MS: That's one of the real problems of the modern era. Two hundred years ago, what were your sources of values and information? Your family, perhaps. Maybe your school. Certainly your church, which was a center of any community. Probably the most educated person of your community was the minister of the church. Your values tended to come through these conduits. Today, maybe you go to church an hour or two. What you are exposed to constantly is advertisement. Advertising is really propaganda. It's propaganda for very different ideals.
It's not those traditional, Puritan values of self-sacrifice and so on—industriousness and being useful to society. All of that stuff doesn't make anybody money. If you are a consumer, focused on yourself or your own pleasures, you buy stuff. Selfishness, self-centeredness, self-regard—selfies. ... Does it make us better people? And do we even worry about becoming better people? ... What are you going to do for society? What are you going to do for the world?
In the ’60s and the ’70s, religious institutions began to be seen in opposition to the environmental movement. How did something that was so central to religion become anathema?
MS: You could point to an essay from the 1960s by Lynn White, Jr. … In 1967, the only industrialized countries were in Europe or America, basically the Western world. What he was wondering was why did the Western world—only—develop? At the time, in the 1960s, this was way before China or India or the Third World would get to industrialize… [The West was] flooded with pollution and water pollution, and it seemed like the West was destroying the earth—and nobody else was.

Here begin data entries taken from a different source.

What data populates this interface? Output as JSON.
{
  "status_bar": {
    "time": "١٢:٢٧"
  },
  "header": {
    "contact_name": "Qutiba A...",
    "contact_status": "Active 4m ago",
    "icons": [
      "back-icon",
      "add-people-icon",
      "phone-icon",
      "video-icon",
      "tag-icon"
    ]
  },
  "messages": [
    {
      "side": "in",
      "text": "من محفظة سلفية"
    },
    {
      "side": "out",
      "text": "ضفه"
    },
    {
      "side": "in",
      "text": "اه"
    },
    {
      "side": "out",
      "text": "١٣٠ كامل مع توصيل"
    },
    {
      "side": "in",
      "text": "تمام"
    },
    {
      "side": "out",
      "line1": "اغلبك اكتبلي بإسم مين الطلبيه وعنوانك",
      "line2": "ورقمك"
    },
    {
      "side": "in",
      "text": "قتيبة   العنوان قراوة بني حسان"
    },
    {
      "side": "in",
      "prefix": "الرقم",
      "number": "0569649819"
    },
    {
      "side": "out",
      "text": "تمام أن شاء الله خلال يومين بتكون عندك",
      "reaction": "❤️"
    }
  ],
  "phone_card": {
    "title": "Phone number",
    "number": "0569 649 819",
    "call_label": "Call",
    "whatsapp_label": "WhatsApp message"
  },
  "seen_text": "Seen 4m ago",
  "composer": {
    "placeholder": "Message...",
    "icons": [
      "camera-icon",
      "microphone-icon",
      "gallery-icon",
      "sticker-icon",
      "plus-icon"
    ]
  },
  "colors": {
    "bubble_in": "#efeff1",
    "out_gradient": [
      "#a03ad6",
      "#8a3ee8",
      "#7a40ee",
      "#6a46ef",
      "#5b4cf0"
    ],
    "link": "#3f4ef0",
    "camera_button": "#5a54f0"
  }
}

So, what was different about the West? He said Christianity. In the first chapter of Genesis, God gives the world to us, to have dominion over and basically conquer it. Christianity went and replaced paganism; it took all the spirits and the Naiads, the dryads—various gods and goddesses—out of the natural world, and they made it a dead thing … He did see one little glimmer of hope in Christianity in St. Francis. Pope Francis was named for him. [He] suggested that Saint Francis be made the patron said of ecology, which, interestingly enough, is exactly what happened to him about 10 years later.

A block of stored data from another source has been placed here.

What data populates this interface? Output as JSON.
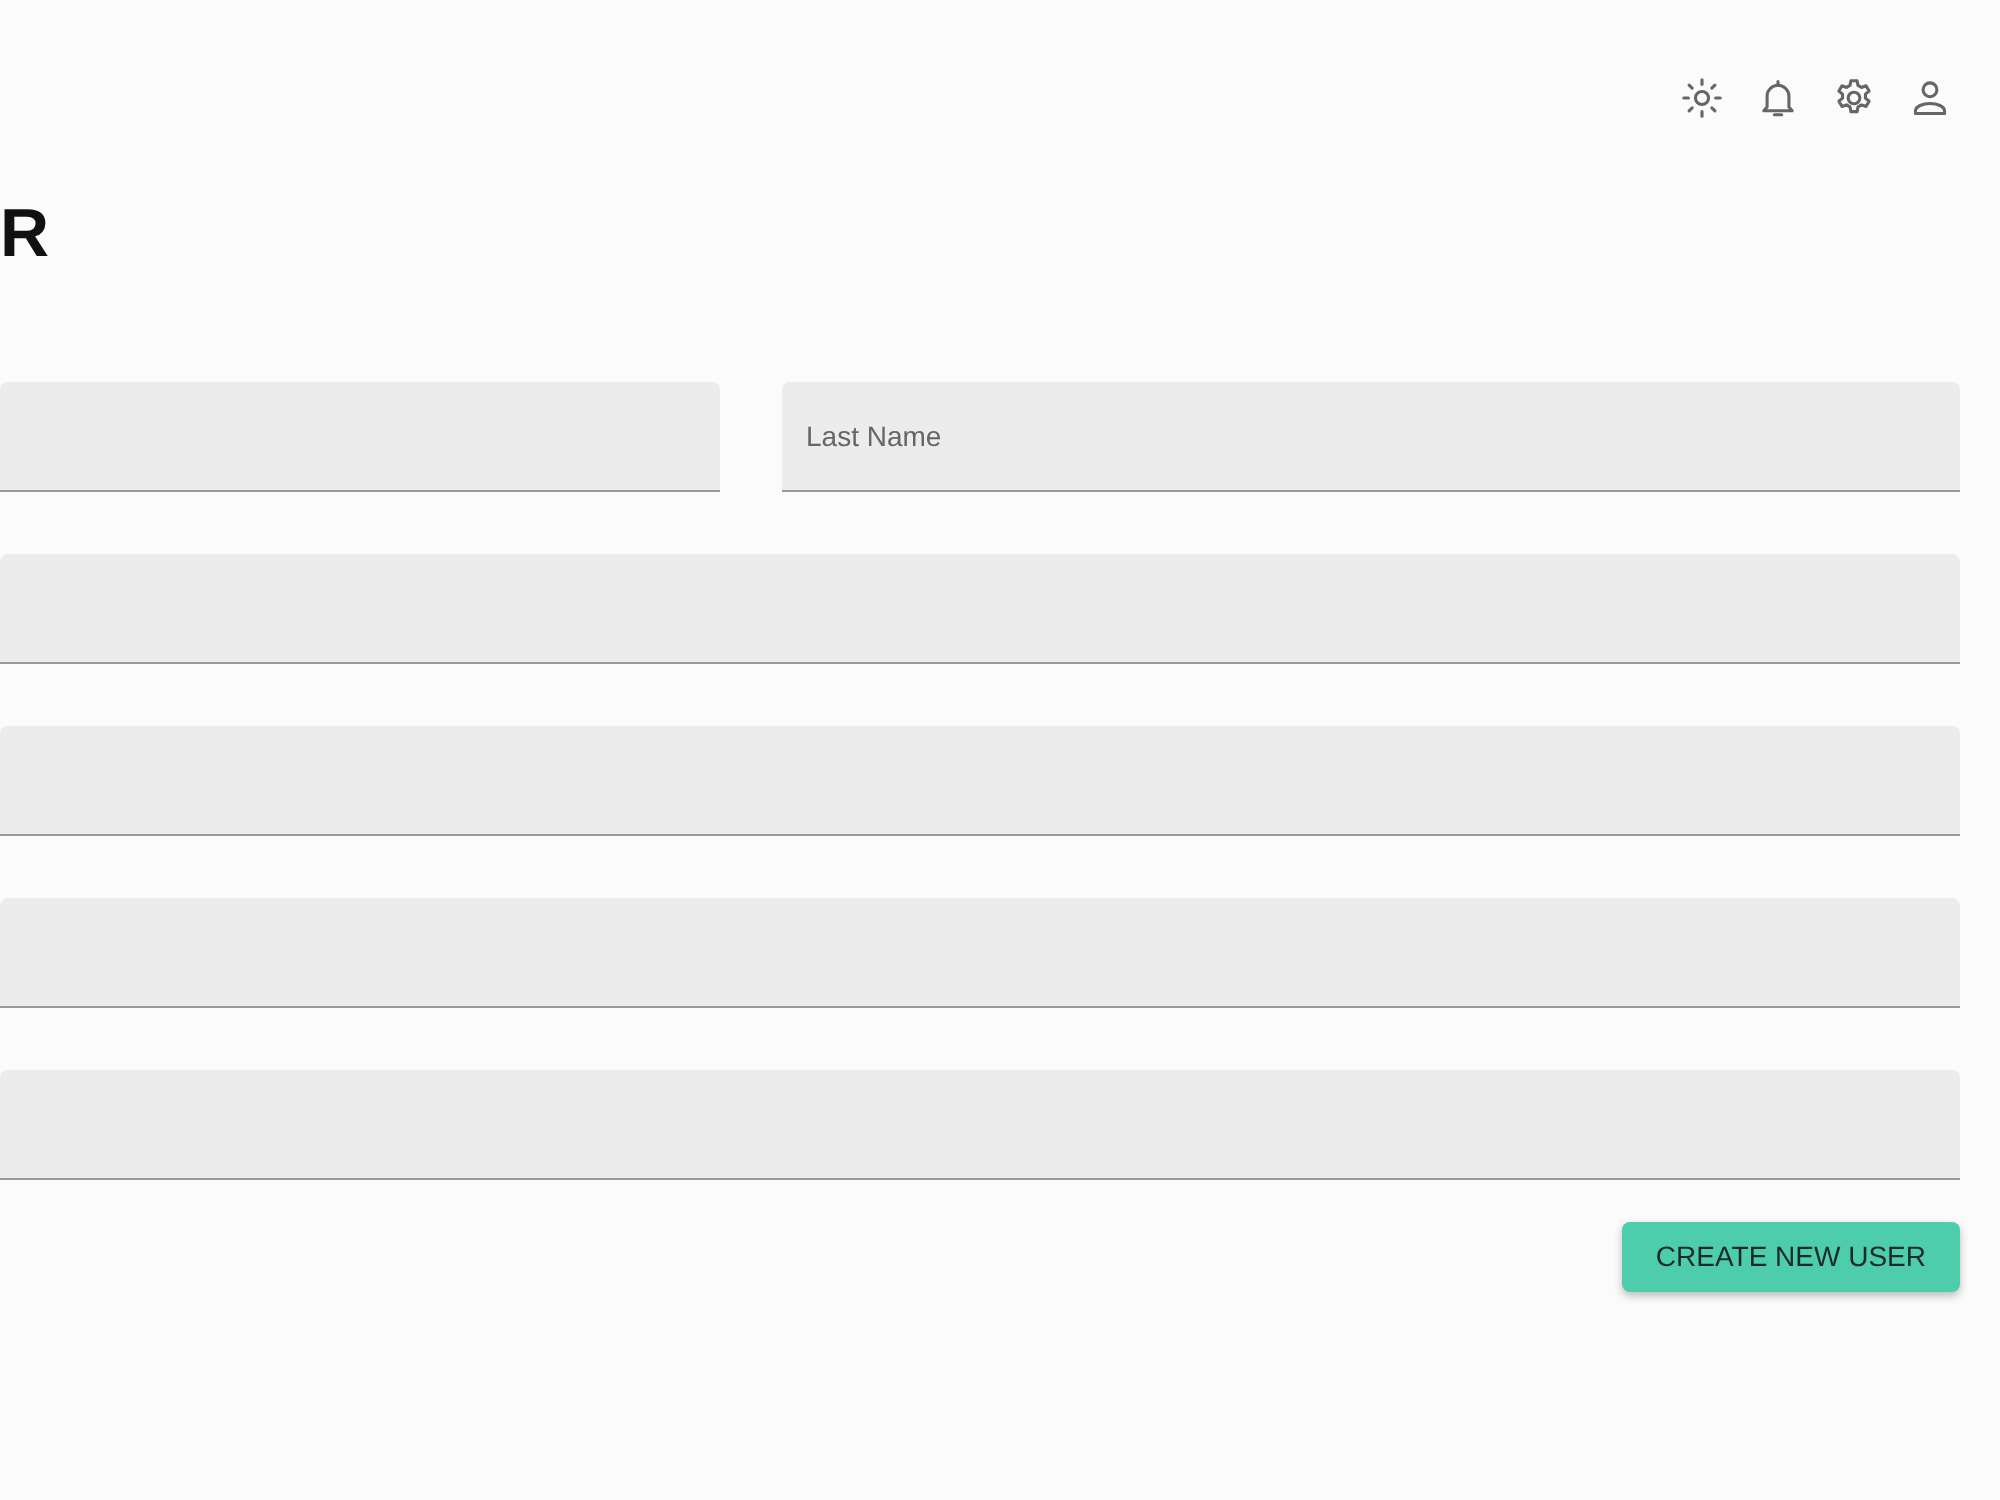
{
  "page": {
    "title": "R"
  },
  "form": {
    "rows": [
      {
        "fields": [
          {
            "kind": "text"
          },
          {
            "kind": "text",
            "placeholder": "Last Name"
          }
        ]
      },
      {
        "fields": [
          {
            "kind": "text"
          }
        ]
      },
      {
        "fields": [
          {
            "kind": "text"
          }
        ]
      },
      {
        "fields": [
          {
            "kind": "text"
          }
        ]
      },
      {
        "fields": [
          {
            "kind": "text"
          }
        ]
      }
    ]
  },
  "actions": {
    "buttons": [
      {
        "label": "CREATE NEW USER"
      }
    ]
  }
}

[The essay] created this idea that Christianity was intrinsically hostile. It sort of shocked the churches. The churches were wondering, “Is this true?” There was a lot of soul searching. It also created amongst many environmentalists—or maybe reinforced what they were thinking already—that they needed to look elsewhere for some sort of environmentally friendly spirituality. They had to go become Buddhist, Taoist or Hindu, or more native than the Native Americans.

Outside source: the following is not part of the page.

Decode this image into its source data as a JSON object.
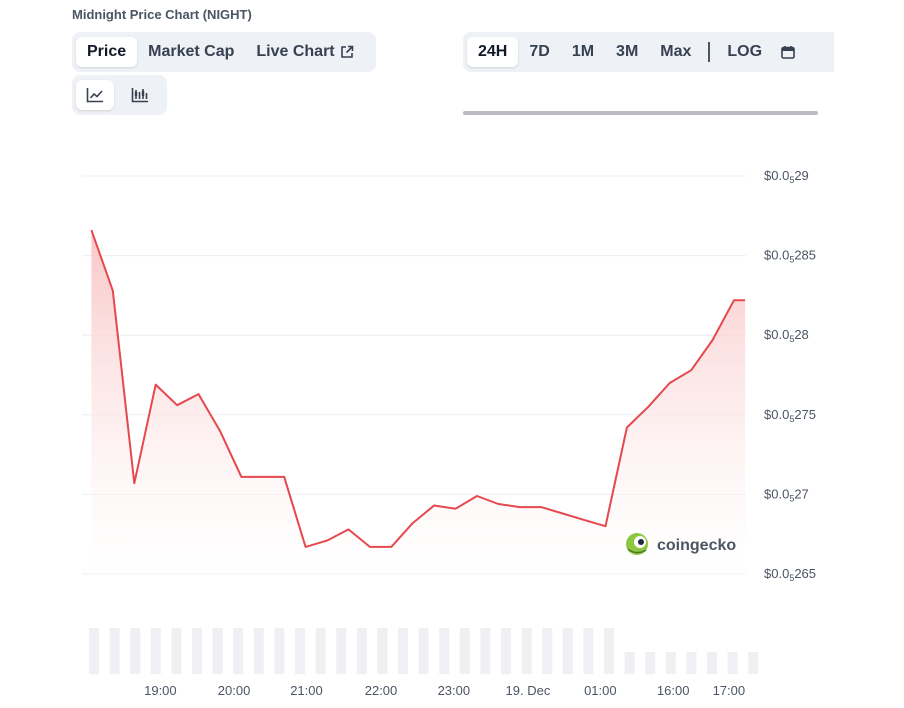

This is really when you can take the beginning of this flip. The Evangelical churches... if you looked at what they were saying in 1970s around Earth Day, they seem to be all on board. The ’70s go on, they began to go back and—really pretty quickly around the time—there was Roe vs. Wade and all these other things that really upset the Evangelicals. They began to withdraw from favorable environmental comment and started accusing environmentalism [of] worshipping the earth and being pagan. There is enough truth to that to make it stick.
You mention to many Evangelicals today about environmentalism and they are going to have a negative reaction. If you mention religion to an environmentalist, you are going to have a negative reaction. One of the things I wanted to do with this book was to say, “Look at your roots. This is coming out of you.” They were entangled from the very beginning.
Dr. Mark Stoll is the author of several books, and is the Director of Environmental Studies at Texas Tech University.